Friday, July 13, 2012

Apologies

     It was brought to my attention that the casual mention on Wednesday of when I was raped was not something many of you were prepared for, and I apologize for that. I have been working and focussing on it for a number of months now, and have finally accepted it, so I didn't realize I hadn't let people in on what was going on. I tend to be fairly close-mouthed when it comes to personal stuff- it was not intended to make anyone feel left out.

     The short version is that I was raped, six years ago, by someone I'd known for a long time as a friend. He told me not to tell anyone and that it was my fault for "being too sexy," and like an idiot, I believed him. I guess the guilt got to him, because he then went and told his wife (and girlfriend... he was not what I'd call a moral person), and they believed it was my fault, and came after me. After much mental and emotional abuse, I finally cut all contact with him, and tried to forget it happened. I didn't tell anyone because, well, it was my fault, right? I know it's not now, but what can I say.

    I hid most of myself from everyone for years afterwards, and the few relationships I attempted went horribly, because I'd internalized his lies that all I was good for was sex. It wasn't until last year, when my sister Suzanne died that it all came back to me, and I started trying to accept it. I was still pretty bitter and closed-in, though, until a chance remark to a friend in WoW opened the door, and he hit me with some hard truths I needed to hear about not letting it hold me back. Maybe I felt it was safe to talk to him because he was only a friend on WoW, and if he considered me a whore and a victim, I could just stop talking to him- I wouldn't potentially lose a close friend or family member.

     For those who know of it, that will help explain my relationship and marriage to my last ex. I had only just accepted that the rape happened, and when I told him, he treated it like it was nothing (no support either, mind you, just "oh ok" and the conversation moved on). I was so amazed that he didn't consider me a ruined person that I pretty much gave in to whatever he wanted, including the marriage. When my friends started pointing out how much of a controlling jerk he was, though, I pulled my head out of my tail and realized it wasn't a healthy relationship either, just one step up from the worst that I'd expected, and that I deserved more.

     Again, I apologize if anyone feels they were left out or that I didn't trust them. The truth is the I didn't trust me, and I thought I was pretty worthless, despite putting up a front and focussing on things I was good at. My intention was not to hurt anyone, but to protect them from knowing how worthless I (thought I) was. I am getting past that though, and the feeling of disconnect from society out here helps. It was an irrational fear, but I felt, in America, that if I admitted it, people would know somehow, and judge me in the streets. The language and cultural barrier here, however, has given me space to realize how silly that is, and that I can relax the feeling of constantly being on guard against people knowing and labeling me as a victim (a word I hate).

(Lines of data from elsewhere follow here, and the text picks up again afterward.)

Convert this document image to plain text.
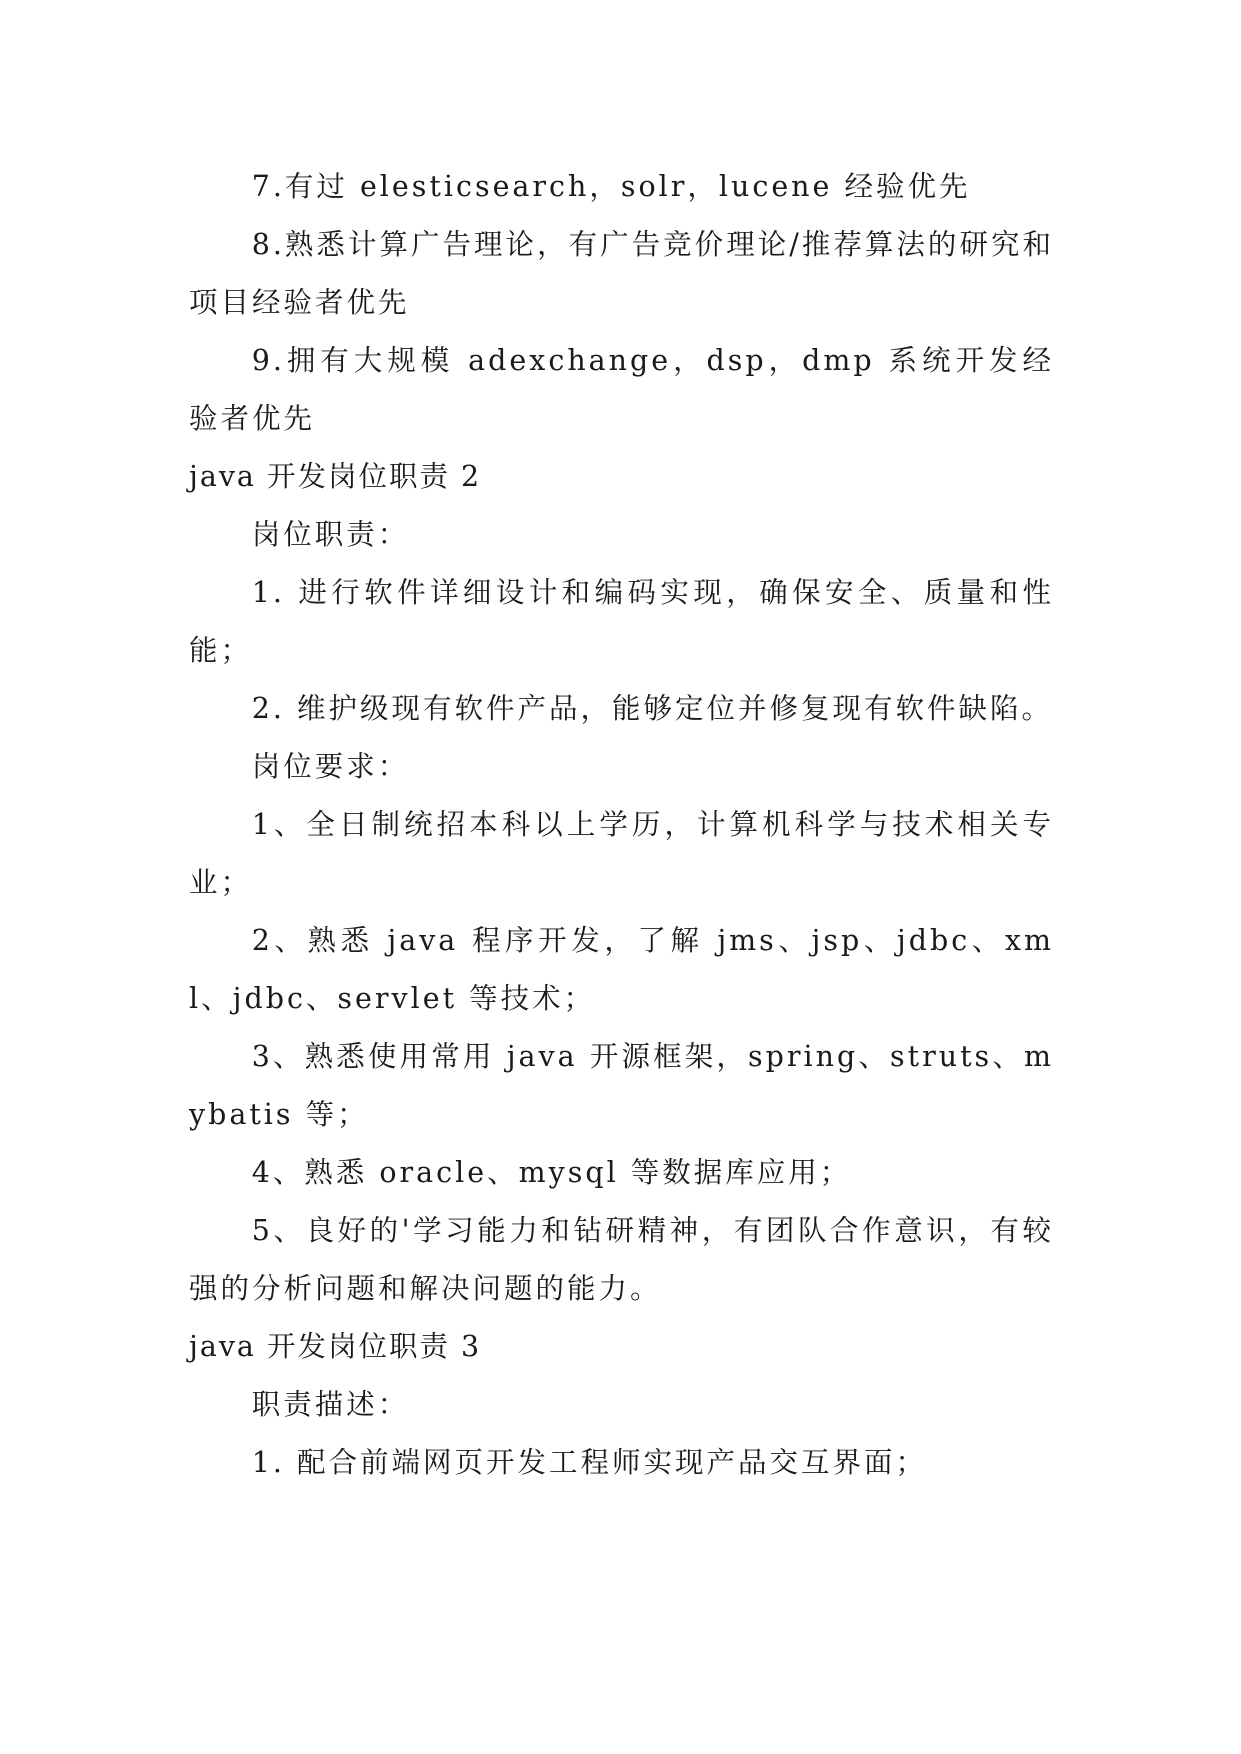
7.有过 elesticsearch，solr，lucene 经验优先

8.熟悉计算广告理论，有广告竞价理论/推荐算法的研究和项目经验者优先

9.拥有大规模 adexchange，dsp，dmp 系统开发经验者优先

java 开发岗位职责 2

岗位职责：

1. 进行软件详细设计和编码实现，确保安全、质量和性能；

2. 维护级现有软件产品，能够定位并修复现有软件缺陷。

岗位要求：

1、全日制统招本科以上学历，计算机科学与技术相关专业；

2、熟悉 java 程序开发，了解 jms、jsp、jdbc、xml、jdbc、servlet 等技术；

3、熟悉使用常用 java 开源框架，spring、struts、mybatis 等；

4、熟悉 oracle、mysql 等数据库应用；

5、良好的'学习能力和钻研精神，有团队合作意识，有较强的分析问题和解决问题的能力。

java 开发岗位职责 3

职责描述：

1. 配合前端网页开发工程师实现产品交互界面；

     I will admit to a bit of apprehension, though. I'm sure one of the (many) reasons why I left the east coast and moved to Colorado was to get away from the people who knew, and the chance of running into either the guy who did it or his friends again. As much as I'd love to think that I'd be a better person and just walk away, there is still a part of me that wants to make sure he can never do that to anyone else ever again. This probably means that I'll generally stay away from areas where I'd be likely to run into him, but I'm okay with that. Especially if it means not having to bail my friends out of jail for beating the tar out of him, as attractive as that sounds.

     Ok, I think that's enough rambling. The long and short is that it happened, and I'm trying to undo the damage that came of it. Having you guys' support helps immensely, thank you. I did not expect that being buried in another country to have a positive effect on all of this, but I'm glad it did. Cheers!